Adriano Cerqueira, Professor da Ufop


Como mostrou o Estado de Minas na edição de domingo (12/5), a falta de direcionamento de recursos às questões ambientais expõe a necessidade de políticas públicas voltadas para a prevenção e o enfrentamento às mudanças climáticas e aos desastres naturais. Conforme apurado pelo EM com base em dados da Lei Orçamentária Anual (LOA) de 2024, somente 2,2% do valor total das propostas feitas por deputados federais e senadores tratam diretamente de políticas públicas envolvendo o tema.


Deputados gaúchos

A bancada de deputados federais do Rio Grande do Sul realizou ontem reunião para definir os projetos prioritários voltados para a recuperação do estado. O acordo é que a comissão externa sobre os danos causados pelas enchentes reúna as principais iniciativas e encaminhe na reunião de hoje de líderes da Câmara dos Deputados. As iniciativas poderão ser votadas prioritariamente.

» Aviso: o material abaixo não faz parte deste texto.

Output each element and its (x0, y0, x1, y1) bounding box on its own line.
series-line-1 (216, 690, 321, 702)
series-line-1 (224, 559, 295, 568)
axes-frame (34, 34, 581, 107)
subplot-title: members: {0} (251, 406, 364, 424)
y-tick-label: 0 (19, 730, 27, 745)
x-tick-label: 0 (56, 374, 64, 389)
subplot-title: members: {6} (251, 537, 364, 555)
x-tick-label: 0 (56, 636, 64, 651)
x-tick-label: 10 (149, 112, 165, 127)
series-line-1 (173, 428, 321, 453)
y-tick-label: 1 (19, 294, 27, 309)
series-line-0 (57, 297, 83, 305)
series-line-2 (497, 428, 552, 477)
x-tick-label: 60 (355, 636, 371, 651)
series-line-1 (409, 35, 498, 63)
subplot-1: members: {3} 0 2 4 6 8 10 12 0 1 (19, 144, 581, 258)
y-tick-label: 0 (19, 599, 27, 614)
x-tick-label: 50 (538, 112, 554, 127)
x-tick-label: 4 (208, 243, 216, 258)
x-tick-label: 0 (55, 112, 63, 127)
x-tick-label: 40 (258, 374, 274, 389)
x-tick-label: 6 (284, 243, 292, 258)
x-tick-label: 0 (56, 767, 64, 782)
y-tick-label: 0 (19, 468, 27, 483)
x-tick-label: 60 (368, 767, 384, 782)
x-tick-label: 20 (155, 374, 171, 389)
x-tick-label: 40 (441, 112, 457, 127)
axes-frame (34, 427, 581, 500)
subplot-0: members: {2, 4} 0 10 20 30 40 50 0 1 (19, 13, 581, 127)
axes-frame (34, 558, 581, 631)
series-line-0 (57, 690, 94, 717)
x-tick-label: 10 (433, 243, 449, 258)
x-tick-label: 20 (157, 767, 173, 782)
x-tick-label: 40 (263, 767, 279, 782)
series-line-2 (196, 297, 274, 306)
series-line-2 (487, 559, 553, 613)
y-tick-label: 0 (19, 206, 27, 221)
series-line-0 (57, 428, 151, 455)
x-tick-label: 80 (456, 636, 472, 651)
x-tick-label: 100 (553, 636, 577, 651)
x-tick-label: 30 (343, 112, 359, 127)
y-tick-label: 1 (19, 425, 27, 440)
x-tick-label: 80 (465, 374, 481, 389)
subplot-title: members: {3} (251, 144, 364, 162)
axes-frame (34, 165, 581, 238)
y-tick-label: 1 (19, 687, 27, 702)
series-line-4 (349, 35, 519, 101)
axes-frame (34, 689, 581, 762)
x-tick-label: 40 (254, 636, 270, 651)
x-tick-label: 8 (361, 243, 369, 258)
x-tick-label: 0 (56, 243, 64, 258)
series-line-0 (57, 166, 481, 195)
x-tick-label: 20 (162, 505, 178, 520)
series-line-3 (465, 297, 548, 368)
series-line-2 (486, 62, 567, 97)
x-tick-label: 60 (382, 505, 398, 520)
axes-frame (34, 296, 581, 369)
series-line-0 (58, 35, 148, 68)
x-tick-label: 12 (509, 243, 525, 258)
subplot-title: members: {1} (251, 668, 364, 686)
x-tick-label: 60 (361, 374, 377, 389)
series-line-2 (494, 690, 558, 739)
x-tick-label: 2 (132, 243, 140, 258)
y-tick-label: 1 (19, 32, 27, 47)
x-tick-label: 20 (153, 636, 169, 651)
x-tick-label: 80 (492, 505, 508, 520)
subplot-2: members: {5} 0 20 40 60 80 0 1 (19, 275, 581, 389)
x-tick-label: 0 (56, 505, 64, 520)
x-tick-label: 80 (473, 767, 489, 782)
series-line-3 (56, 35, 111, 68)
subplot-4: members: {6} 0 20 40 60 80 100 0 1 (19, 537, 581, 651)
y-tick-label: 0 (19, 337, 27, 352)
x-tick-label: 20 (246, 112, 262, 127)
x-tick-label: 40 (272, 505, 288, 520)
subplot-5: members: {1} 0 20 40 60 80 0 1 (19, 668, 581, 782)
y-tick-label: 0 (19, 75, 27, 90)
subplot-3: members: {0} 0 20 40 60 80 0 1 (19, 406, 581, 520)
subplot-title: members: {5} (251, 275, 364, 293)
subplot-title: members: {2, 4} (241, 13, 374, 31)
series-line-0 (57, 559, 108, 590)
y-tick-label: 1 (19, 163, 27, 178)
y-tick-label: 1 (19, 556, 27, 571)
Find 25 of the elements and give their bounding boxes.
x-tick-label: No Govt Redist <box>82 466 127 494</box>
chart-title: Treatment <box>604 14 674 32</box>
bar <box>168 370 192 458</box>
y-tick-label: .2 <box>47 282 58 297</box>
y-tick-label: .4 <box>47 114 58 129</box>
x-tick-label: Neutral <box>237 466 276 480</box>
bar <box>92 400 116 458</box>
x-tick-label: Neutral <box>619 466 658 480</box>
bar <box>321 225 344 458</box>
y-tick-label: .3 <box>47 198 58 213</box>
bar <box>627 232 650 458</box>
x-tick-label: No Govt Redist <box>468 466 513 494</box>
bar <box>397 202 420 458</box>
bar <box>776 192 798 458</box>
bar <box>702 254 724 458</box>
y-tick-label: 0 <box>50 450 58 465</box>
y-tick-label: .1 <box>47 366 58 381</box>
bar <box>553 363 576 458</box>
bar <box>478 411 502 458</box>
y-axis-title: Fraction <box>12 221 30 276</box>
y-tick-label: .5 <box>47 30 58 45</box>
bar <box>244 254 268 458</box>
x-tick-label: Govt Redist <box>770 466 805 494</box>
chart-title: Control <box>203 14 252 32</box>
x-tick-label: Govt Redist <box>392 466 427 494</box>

Até o momento, os deputados apresentaram 117 projetos, que deverão passar por uma triagem.


Entre as medidas estão a criação de auxílio emergencial para a população afetada, linha de crédito para a compra de móveis da chamada linha branca, auxílio para empresários do transporte público e a discussão sobre um posicionamento da bancada a respeito da suspensão da dívida do Rio Grande do Sul com a União por 36 meses, com perdão dos juros por igual período, anunciada pelo governo federal. A expectativa é que o projeto de lei complementar (PLP), encaminhado na segunda-feira pelo governo, seja votado ainda nesta semana, informou o presidente da Câmara, Arthur Lira (PP-AL).

 

 

A previsão é que o estado deixe de pagar nesse período cerca de R$ 11 bilhões em parcelas da dívida e R$ 12 bilhões em juros. Os valores devem ser usados em ações de reconstrução do estado. “São R$ 23 bilhões, dos quais R$ 11 bilhões seriam usados diretamente para a reconstrução do estado. Isso é muito importante para, de fato, ter um plano de reconstrução do estado”, disse o deputado Bohn Gass (PT-RS).